Trump’s tax battle still has a long way to go
President Trump delivered more detail on US tax plans, but as with healthcare, nothing is guaranteed to pass
Some fresh numbers - but low on in-depth detail
President Trump and leading members of the Republican party have unveiled their long-awaited plans to overhaul the US tax system. However, the details are somewhat light. Taxes will be cut for both individuals and corporates, but we don't know where offsetting savings will come from to prevent a huge increase in the deficit.
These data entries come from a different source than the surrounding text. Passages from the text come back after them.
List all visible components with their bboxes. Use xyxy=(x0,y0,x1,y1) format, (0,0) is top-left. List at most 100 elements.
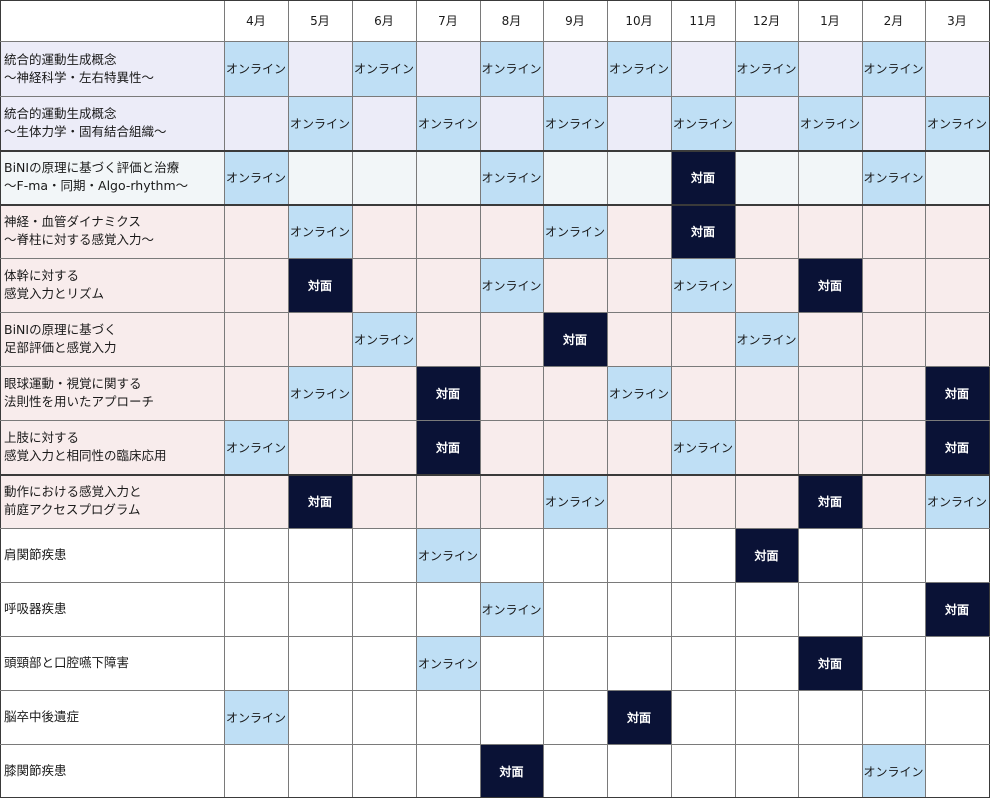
empty-cell xyxy=(543,41,607,96)
empty-cell xyxy=(607,636,671,690)
online-session-cell: オンライン xyxy=(416,96,480,150)
empty-cell xyxy=(798,312,862,366)
online-session-cell: オンライン xyxy=(288,366,352,420)
empty-cell xyxy=(925,150,989,204)
course-title-line: 〜脊柱に対する感覚入力〜 xyxy=(4,232,155,247)
inperson-session-cell: 対面 xyxy=(543,312,607,366)
online-session-cell: オンライン xyxy=(543,96,607,150)
grid-line-horizontal xyxy=(0,636,990,637)
course-title-line: 前庭アクセスプログラム xyxy=(4,502,141,517)
empty-cell xyxy=(416,41,480,96)
empty-cell xyxy=(224,366,288,420)
course-title-line: 足部評価と感覚入力 xyxy=(4,340,117,355)
inperson-session-cell: 対面 xyxy=(607,690,671,744)
course-title-line: 〜神経科学・左右特異性〜 xyxy=(4,69,155,85)
course-title-line: 統合的運動生成概念 xyxy=(4,106,117,121)
empty-cell xyxy=(671,636,735,690)
empty-cell xyxy=(416,258,480,312)
course-title: 脳卒中後遺症 xyxy=(0,690,224,744)
empty-cell xyxy=(735,258,798,312)
online-session-cell: オンライン xyxy=(735,312,798,366)
empty-cell xyxy=(480,690,543,744)
empty-cell xyxy=(607,744,671,798)
grid-line-vertical xyxy=(480,0,481,798)
empty-cell xyxy=(671,744,735,798)
course-title-line: 法則性を用いたアプローチ xyxy=(4,394,155,409)
grid-line-vertical xyxy=(735,0,736,798)
grid-line-vertical xyxy=(0,0,1,798)
grid-line-vertical xyxy=(925,0,926,798)
course-title-line: 膝関節疾患 xyxy=(4,763,67,778)
empty-cell xyxy=(862,420,925,474)
online-session-cell: オンライン xyxy=(543,204,607,258)
header-corner xyxy=(0,0,224,41)
online-session-cell: オンライン xyxy=(607,41,671,96)
course-title-line: 呼吸器疾患 xyxy=(4,601,67,616)
online-session-cell: オンライン xyxy=(480,582,543,636)
grid-line-horizontal xyxy=(0,366,990,367)
empty-cell xyxy=(671,528,735,582)
course-title-line: 神経・血管ダイナミクス xyxy=(4,214,141,229)
inperson-session-cell: 対面 xyxy=(671,150,735,204)
empty-cell xyxy=(224,528,288,582)
empty-cell xyxy=(925,744,989,798)
online-session-cell: オンライン xyxy=(862,744,925,798)
course-title: 肩関節疾患 xyxy=(0,528,224,582)
empty-cell xyxy=(798,366,862,420)
empty-cell xyxy=(607,204,671,258)
course-title: 上肢に対する 感覚入力と相同性の臨床応用 xyxy=(0,420,224,474)
empty-cell xyxy=(288,636,352,690)
month-header: 10月 xyxy=(607,0,671,41)
empty-cell xyxy=(288,690,352,744)
inperson-session-cell: 対面 xyxy=(671,204,735,258)
course-title-line: 感覚入力と相同性の臨床応用 xyxy=(4,448,167,463)
inperson-session-cell: 対面 xyxy=(735,528,798,582)
empty-cell xyxy=(735,96,798,150)
inperson-session-cell: 対面 xyxy=(925,366,989,420)
grid-line-horizontal xyxy=(0,204,990,206)
grid-line-horizontal xyxy=(0,258,990,259)
empty-cell xyxy=(543,420,607,474)
empty-cell xyxy=(352,150,416,204)
empty-cell xyxy=(224,204,288,258)
inperson-session-cell: 対面 xyxy=(288,258,352,312)
course-title: 膝関節疾患 xyxy=(0,744,224,798)
grid-line-horizontal xyxy=(0,474,990,476)
empty-cell xyxy=(735,636,798,690)
course-title: BiNIの原理に基づく 足部評価と感覚入力 xyxy=(0,312,224,366)
online-session-cell: オンライン xyxy=(543,474,607,528)
empty-cell xyxy=(862,312,925,366)
empty-cell xyxy=(607,96,671,150)
empty-cell xyxy=(416,150,480,204)
grid-line-vertical xyxy=(607,0,608,798)
empty-cell xyxy=(671,474,735,528)
online-session-cell: オンライン xyxy=(480,41,543,96)
month-header: 4月 xyxy=(224,0,288,41)
online-session-cell: オンライン xyxy=(352,312,416,366)
grid-line-vertical xyxy=(288,0,289,798)
empty-cell xyxy=(607,420,671,474)
empty-cell xyxy=(862,366,925,420)
online-session-cell: オンライン xyxy=(607,366,671,420)
grid-line-horizontal xyxy=(0,0,990,1)
empty-cell xyxy=(862,204,925,258)
empty-cell xyxy=(735,204,798,258)
online-session-cell: オンライン xyxy=(480,150,543,204)
inperson-session-cell: 対面 xyxy=(798,474,862,528)
course-title-line: 統合的運動生成概念 xyxy=(4,51,117,67)
empty-cell xyxy=(671,312,735,366)
online-session-cell: オンライン xyxy=(925,474,989,528)
grid-line-vertical xyxy=(543,0,544,798)
inperson-session-cell: 対面 xyxy=(416,366,480,420)
month-header: 7月 xyxy=(416,0,480,41)
empty-cell xyxy=(288,420,352,474)
online-session-cell: オンライン xyxy=(288,96,352,150)
online-session-cell: オンライン xyxy=(480,258,543,312)
course-title-line: 動作における感覚入力と xyxy=(4,484,142,499)
empty-cell xyxy=(798,150,862,204)
month-header: 9月 xyxy=(543,0,607,41)
month-header: 12月 xyxy=(735,0,798,41)
course-title: 体幹に対する 感覚入力とリズム xyxy=(0,258,224,312)
empty-cell xyxy=(480,528,543,582)
empty-cell xyxy=(798,582,862,636)
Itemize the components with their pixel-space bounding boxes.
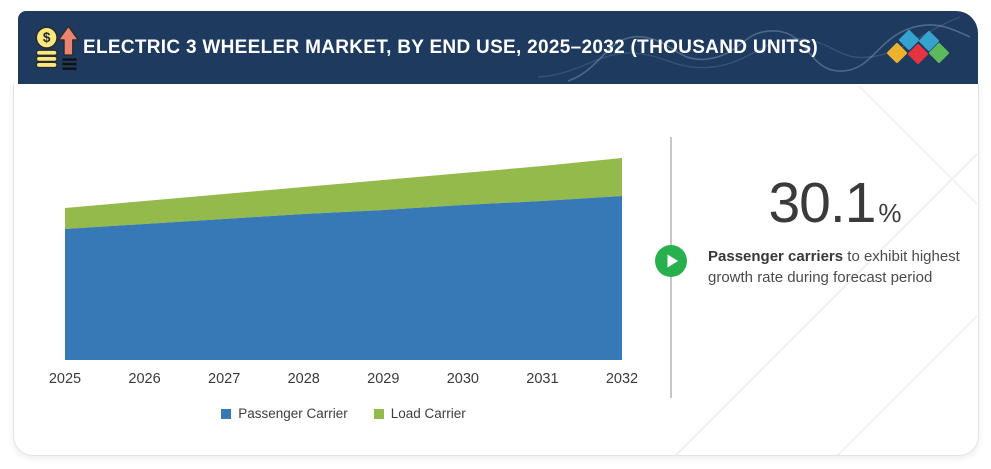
logo-diamond-yellow [887, 43, 907, 63]
passenger-carrier-area [65, 196, 622, 360]
header-bar: $ ELECTRIC 3 WHEELER MARKET, BY END USE,… [18, 11, 978, 84]
legend-item-load-carrier: Load Carrier [373, 406, 466, 421]
play-bullet-icon [655, 245, 687, 277]
growth-rate-value: 30.1 [768, 171, 876, 235]
insight-text-bold: Passenger carriers [708, 248, 844, 265]
x-tick-2028: 2028 [287, 371, 320, 387]
percent-sign: % [878, 198, 902, 228]
legend-item-passenger-carrier: Passenger Carrier [221, 406, 348, 421]
load-carrier-area [65, 158, 622, 229]
legend-swatch [221, 408, 232, 419]
x-tick-2030: 2030 [446, 371, 479, 387]
logo-diamond-green [929, 43, 949, 63]
legend-label: Passenger Carrier [238, 406, 348, 421]
x-tick-2031: 2031 [526, 371, 559, 387]
brand-logo-diamonds [887, 30, 949, 64]
x-tick-2027: 2027 [208, 371, 241, 387]
stacked-area-chart [65, 158, 622, 360]
x-tick-2026: 2026 [128, 371, 161, 387]
svg-text:$: $ [43, 30, 51, 45]
wave-decoration [537, 16, 971, 82]
x-tick-2032: 2032 [605, 371, 639, 387]
logo-diamond-blue-left [899, 30, 919, 50]
logo-diamond-red [908, 44, 928, 64]
legend-swatch [373, 408, 384, 419]
x-axis: 2025 2026 2027 2028 2029 2030 2031 2032 [49, 371, 638, 391]
x-tick-2025: 2025 [48, 371, 82, 387]
chart-legend: Passenger Carrier Load Carrier [65, 406, 622, 421]
insight-text: Passenger carriers to exhibit highest gr… [708, 247, 966, 288]
growth-rate-stat: 30.1% [710, 173, 960, 233]
logo-diamond-blue-right [919, 31, 939, 51]
legend-label: Load Carrier [390, 406, 466, 421]
money-growth-icon: $ [35, 25, 79, 70]
x-tick-2029: 2029 [367, 371, 400, 387]
page-title: ELECTRIC 3 WHEELER MARKET, BY END USE, 2… [83, 36, 818, 58]
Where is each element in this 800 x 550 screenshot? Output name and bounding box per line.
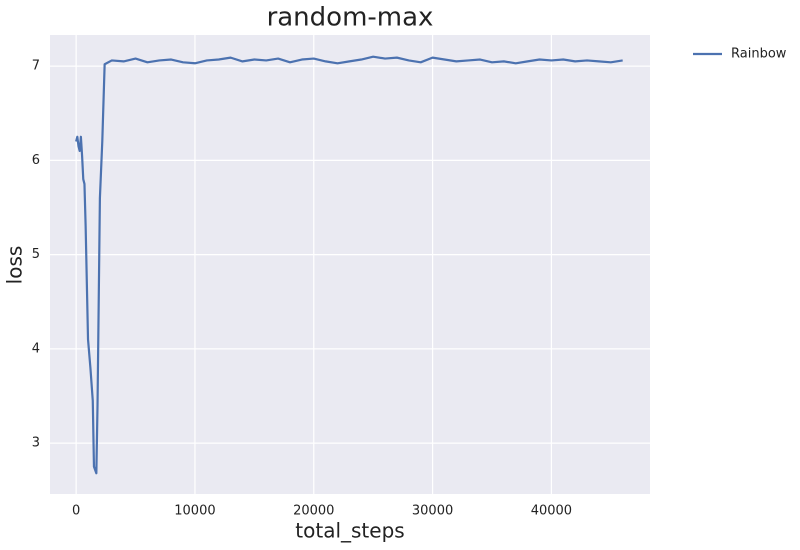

Making proposals is one thing, getting Congress to agree is another
For individuals, the proposals are that the seven income tax brackets are reduced to three – 12%, 25% and 35%. However, it allows Congress to introduce a fourth, top tax rate, for high earners should it choose – the current top tax rate is 39.6%. The estate tax and alternative minimum tax would also be eliminated. At this stage, it looks as though higher income households and the wealthy have most to gain from these proposals.
For businesses, corporation tax would be cut from 35% to 20% together with the ability to immediately write-off capital spending for five years, possibly more - taxes for unincorporated businesses will be cut to 25%. Significantly, there will also be a one-off tax cut on repatriated foreign earnings. These have been stockpiled (due to high US tax rates deterring bringing them back to the US) with various estimates suggesting around $2.6-trillion of earnings currently sit offshore. If we see a sizeable proportion brought to the US it could boost investment spending (and potentially productivity) and/or incomes if special dividends are paid out. The dollar impact may be relatively limited given surveys suggest much of the holdings are already in dollars or dollar-denominated assets held overseas.
Making proposals is one thing - getting Congress agreement is another
However, we have to remember that making proposals is one thing, getting Congress to agree is another. These plans will be debated for many weeks and could get significantly amended. We already know that Washington is deeply divided and that significant compromise will likely be needed.
The nonpartisan Committee for a Responsible Federal Budget has suggested the cost of this plan would amount to around $2.2 trillion. To mitigate the impact on the budget there have been indications there will be some offsetting revenue-raising initiatives, but there is a lack of clarity about who will actually end up paying and how much they will pay. It seems as though the most likely source will be through ending state and local tax deductions and perhaps reducing deductions for interest payments. As more details gradually emerge we are likely to see opposition increase. Consequently, getting enough votes to approve these reforms could be tricky.
As a backup plan, Administration officials suggest that they are prepared to use “dynamic scoring”[1] in order to help facilitate a revenue-neutral budget projection for the next ten years. This would mean the tax reforms could pass with a simple majority in the Senate rather than the 60 seat threshold typically required. This would obviously make legislation easier to pass, but it still may take longer than the president would like.
[1] This process, which is not universally supported, assumes that lower taxes boost growth, which prompts stronger tax revenue growth in the future
Bottom line
Market hopes surrounding President Trump's proposals for a massive fiscal stimulus (tax cuts and infrastructure investment) have gradually faded since his inauguration. However, these tax policy development could help to nudge expectations back in a more positive direction. While we suspect there will be some watering down, any tax cuts that put more money in the pockets of households and businesses are likely to be seen as a boost for the economy.
There are questions over how many people will meaningfully benefit and it does risks a wider fiscal deficit and higher government debt levels. Nonetheless, with Fed Chair Janet Yellen earlier in the week setting out the case for tighter monetary policy, successful implementation of tax changes will likely push financial markets into pricing in a greater chance of rate hikes.